Yesterday we brought attention to a news clip about protests at Halliburton's annual shareholder's meeting in Houston, which included the startling news that the energy services giant and military contractor was considering leaving Iraq. Here's what the original news from the Houston Chronicle said:


Dave Lesar, Halliburton's chief executive officer, told reporters this morning that the company is considering whether to withdraw from Iraq but for now remains committed to supporting America's efforts in Iraq. He declined to comment on Washington's investigations into Halliburton's billing practices.

However, as reader MT alerts us, the story has now been re-written:

Halliburton Chief Executive Dave Lesar told reporters after the meeting -- which was closed to the media -- that the company's still evaluating a contract to rebuild southern Iraq's oil industry. That rebuilding contract, however, won't affect Halliburton's larger contract to provide meals, shelter, and other support to the troops. "We are committed to see that contract through," he said.

But that's not in line with what the Associated Press reported yesterday, a story they're still sticking with:

Dave Lesar, Halliburton's chairman and chief executive, said after the meeting that Halliburton "is still evaluating" how to separate KBR from the parent company.

As Facing South reporter Jordan Green showed when he first broke the story about Halliburton's war profiteering three years ago, KBR is the Halliburton subsidiary that landed the lucrative no-bid "LOGCAP" contract in 2001 for "logistical support" to the troops.
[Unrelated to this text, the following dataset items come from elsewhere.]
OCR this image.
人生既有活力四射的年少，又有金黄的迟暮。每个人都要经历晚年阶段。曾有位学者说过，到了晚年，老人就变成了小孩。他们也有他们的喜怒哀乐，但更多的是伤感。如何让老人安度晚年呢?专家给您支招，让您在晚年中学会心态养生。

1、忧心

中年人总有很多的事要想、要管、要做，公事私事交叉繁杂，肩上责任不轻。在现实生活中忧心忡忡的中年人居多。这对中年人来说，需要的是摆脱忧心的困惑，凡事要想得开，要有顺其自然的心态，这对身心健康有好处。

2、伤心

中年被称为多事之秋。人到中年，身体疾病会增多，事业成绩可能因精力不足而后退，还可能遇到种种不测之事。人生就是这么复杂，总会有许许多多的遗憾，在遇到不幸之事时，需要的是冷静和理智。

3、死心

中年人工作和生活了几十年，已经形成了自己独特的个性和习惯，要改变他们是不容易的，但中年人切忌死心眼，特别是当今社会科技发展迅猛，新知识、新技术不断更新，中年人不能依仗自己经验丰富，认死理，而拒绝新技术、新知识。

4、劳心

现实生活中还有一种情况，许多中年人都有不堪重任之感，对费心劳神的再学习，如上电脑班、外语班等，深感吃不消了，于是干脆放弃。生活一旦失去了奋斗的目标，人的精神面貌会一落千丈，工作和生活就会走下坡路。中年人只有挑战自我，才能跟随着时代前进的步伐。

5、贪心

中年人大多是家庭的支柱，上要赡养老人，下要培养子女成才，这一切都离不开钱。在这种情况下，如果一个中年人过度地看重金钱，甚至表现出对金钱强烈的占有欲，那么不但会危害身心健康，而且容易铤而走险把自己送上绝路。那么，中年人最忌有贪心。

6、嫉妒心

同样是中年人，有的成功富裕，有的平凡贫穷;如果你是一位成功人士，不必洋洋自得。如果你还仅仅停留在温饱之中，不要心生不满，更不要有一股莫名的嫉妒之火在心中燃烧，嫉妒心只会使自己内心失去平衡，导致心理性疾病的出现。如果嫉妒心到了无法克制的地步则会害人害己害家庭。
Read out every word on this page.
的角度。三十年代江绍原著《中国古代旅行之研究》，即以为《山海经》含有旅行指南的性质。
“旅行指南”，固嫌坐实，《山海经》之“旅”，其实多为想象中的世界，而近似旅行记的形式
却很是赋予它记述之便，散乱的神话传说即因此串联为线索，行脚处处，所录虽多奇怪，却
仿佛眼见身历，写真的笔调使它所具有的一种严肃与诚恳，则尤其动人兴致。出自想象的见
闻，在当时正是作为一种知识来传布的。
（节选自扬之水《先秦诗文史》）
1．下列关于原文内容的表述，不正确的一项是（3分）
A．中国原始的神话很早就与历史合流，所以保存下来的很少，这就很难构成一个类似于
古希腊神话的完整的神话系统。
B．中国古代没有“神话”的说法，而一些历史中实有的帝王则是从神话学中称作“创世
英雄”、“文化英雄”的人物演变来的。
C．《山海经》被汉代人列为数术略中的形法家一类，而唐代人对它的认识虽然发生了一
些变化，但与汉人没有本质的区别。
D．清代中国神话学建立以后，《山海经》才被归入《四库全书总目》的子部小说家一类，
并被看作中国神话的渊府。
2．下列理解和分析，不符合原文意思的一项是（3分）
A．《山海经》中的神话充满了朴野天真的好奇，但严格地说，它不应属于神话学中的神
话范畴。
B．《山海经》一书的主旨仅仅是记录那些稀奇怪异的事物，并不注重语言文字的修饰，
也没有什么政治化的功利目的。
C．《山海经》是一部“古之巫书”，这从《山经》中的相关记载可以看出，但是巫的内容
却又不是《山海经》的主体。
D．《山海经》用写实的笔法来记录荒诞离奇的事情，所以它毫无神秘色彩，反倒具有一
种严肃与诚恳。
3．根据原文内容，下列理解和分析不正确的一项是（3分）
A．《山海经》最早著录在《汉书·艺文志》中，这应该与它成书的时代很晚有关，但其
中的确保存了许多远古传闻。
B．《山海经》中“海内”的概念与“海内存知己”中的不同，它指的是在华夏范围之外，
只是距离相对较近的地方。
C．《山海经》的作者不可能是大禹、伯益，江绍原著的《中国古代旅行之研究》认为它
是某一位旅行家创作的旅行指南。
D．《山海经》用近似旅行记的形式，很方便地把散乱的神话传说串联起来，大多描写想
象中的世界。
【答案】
This contract covers, in the words of Reuters, "food and laundry services, trash collection, mail delivery, and other support services." The contract has netted KBR over $7 billion so far, and they are slated to receive $1.5 billion more despite evidence of rampant abuse, fraud and cost-overruns.

So which is it: has Halliburton decided to completely pull out, and is now leaning on reporters to change the story to avoid the public relations fiasco of being viewed as a "get rich and run" mercenary? Or are they just giving up on the Iraq oil business, which due to ongoing violence hasn't turned out to be quite the profit center they had envisioned? Stay tuned.

UPDATE 5/19/05 3:08 PM: In a separate story about the Halliburton shareholders meeting, the Houston Chronicle confirms that "
the company is still evaluating a contract to rebuild southern Iraq's oil industry" and "the company also continues to examine when would be a good time to sell or spin off its subsidiary KBR." In other words, Halliburton is reconsidering both its oil contract and its logistics contract (which is carried out by KBR). Also, we should point out that Halliburton has been talking about selling off or similarly stepping back from its KBR subsidiary since last September.